Accounting education should facilitate technical proficiency and ethical sensibility for producing high-quality financial information. The ideal public accountant is a ‘virtuous accountant’ making use of two languages: (1) the concepts and decision procedures of accounting standards and codes of conduct; (2) the concepts and arguments of moral philosophy. The outcome of accounting education is the capacity to fulfill an ethics of duty and an ethics of virtue.

Public accountants have a moral obligation to adhere to principles, follow rules and exercise judgment in accordance with professional standards. The practice of accounting calls for moral discernment and a motivation to act morally. Accounting educators are responsible for supporting a community of learning—of mentored dialogue and exemplary teachers whose strategies foster the special knowledge of the technical enterprise of accounting and encourage development of ethically responsible professionals.

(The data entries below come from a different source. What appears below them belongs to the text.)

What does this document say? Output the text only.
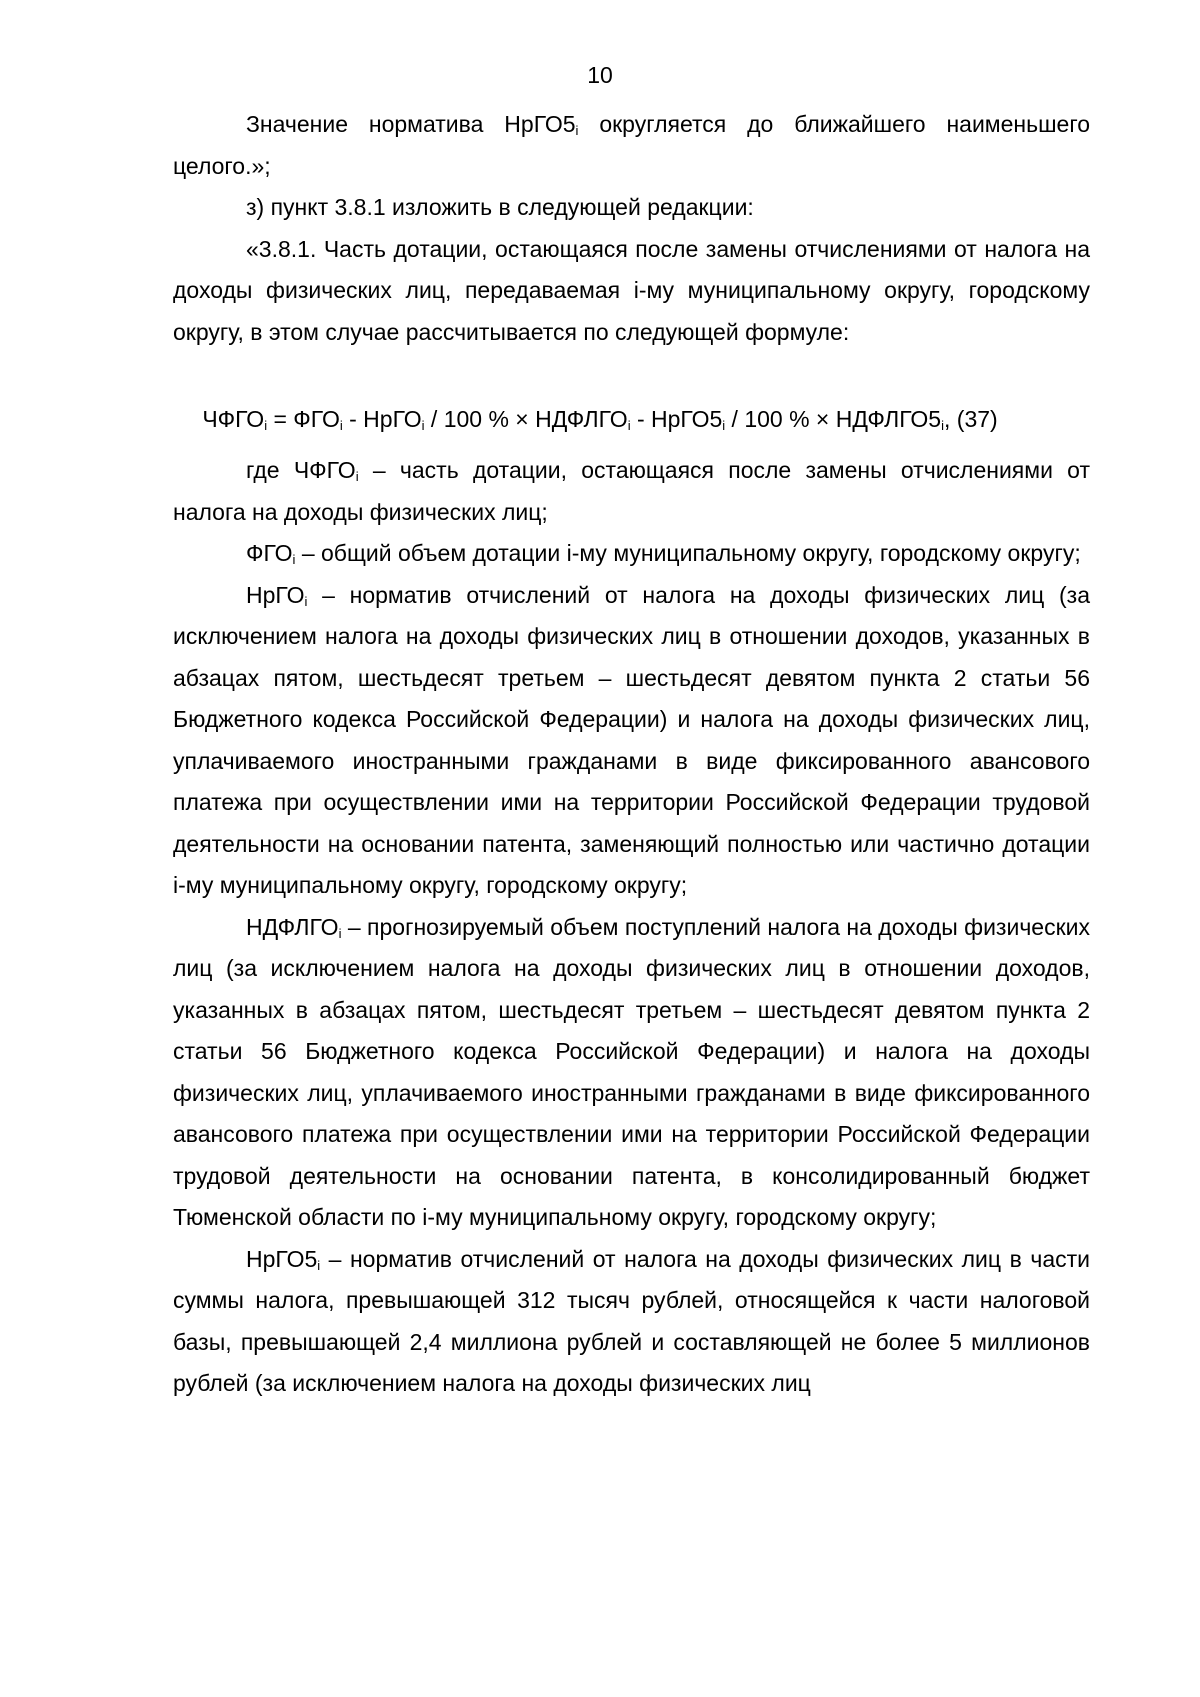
10

Значение норматива $НрГО5_i$ округляется до ближайшего наименьшего целого.»;

з) пункт 3.8.1 изложить в следующей редакции:

«3.8.1. Часть дотации, остающаяся после замены отчислениями от налога на доходы физических лиц, передаваемая i-му муниципальному округу, городскому округу, в этом случае рассчитывается по следующей формуле:

$ЧФГО_i = ФГО_i$ - НрГО$_i$ / 100 % × $НДФЛГО_i$ - $НрГО5_i / 100$ % × $НДФЛГО5_i$, (37)

где $ЧФГО_i$ – часть дотации, остающаяся после замены отчислениями от налога на доходы физических лиц;

$ФГО_i$ – общий объем дотации i-му муниципальному округу, городскому округу;

НрГО$_i$ – норматив отчислений от налога на доходы физических лиц (за исключением налога на доходы физических лиц в отношении доходов, указанных в абзацах пятом, шестьдесят третьем – шестьдесят девятом пункта 2 статьи 56 Бюджетного кодекса Российской Федерации) и налога на доходы физических лиц, уплачиваемого иностранными гражданами в виде фиксированного авансового платежа при осуществлении ими на территории Российской Федерации трудовой деятельности на основании патента, заменяющий полностью или частично дотации i-му муниципальному округу, городскому округу;

$НДФЛГО_i$ – прогнозируемый объем поступлений налога на доходы физических лиц (за исключением налога на доходы физических лиц в отношении доходов, указанных в абзацах пятом, шестьдесят третьем – шестьдесят девятом пункта 2 статьи 56 Бюджетного кодекса Российской Федерации) и налога на доходы физических лиц, уплачиваемого иностранными гражданами в виде фиксированного авансового платежа при осуществлении ими на территории Российской Федерации трудовой деятельности на основании патента, в консолидированный бюджет Тюменской области по i-му муниципальному округу, городскому округу;

$НрГО5_i$ – норматив отчислений от налога на доходы физических лиц в части суммы налога, превышающей 312 тысяч рублей, относящейся к части налоговой базы, превышающей 2,4 миллиона рублей и составляющей не более 5 миллионов рублей (за исключением налога на доходы физических лиц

Public accountants serve the public interest; that is, accountants produce a significant human good. This chapter emphasizes character formation and inculcating auditor virtues while enhancing practical judgment. It projects a virtue ethics approach in conjunction with technical training to prepare for entry into a principles-based, rules-oriented profession of public service. It introduces four cases and highlights the virtue of integrity within a teaching strategy to develop technical proficiency and ethical sensibility in an accounting ethics curriculum.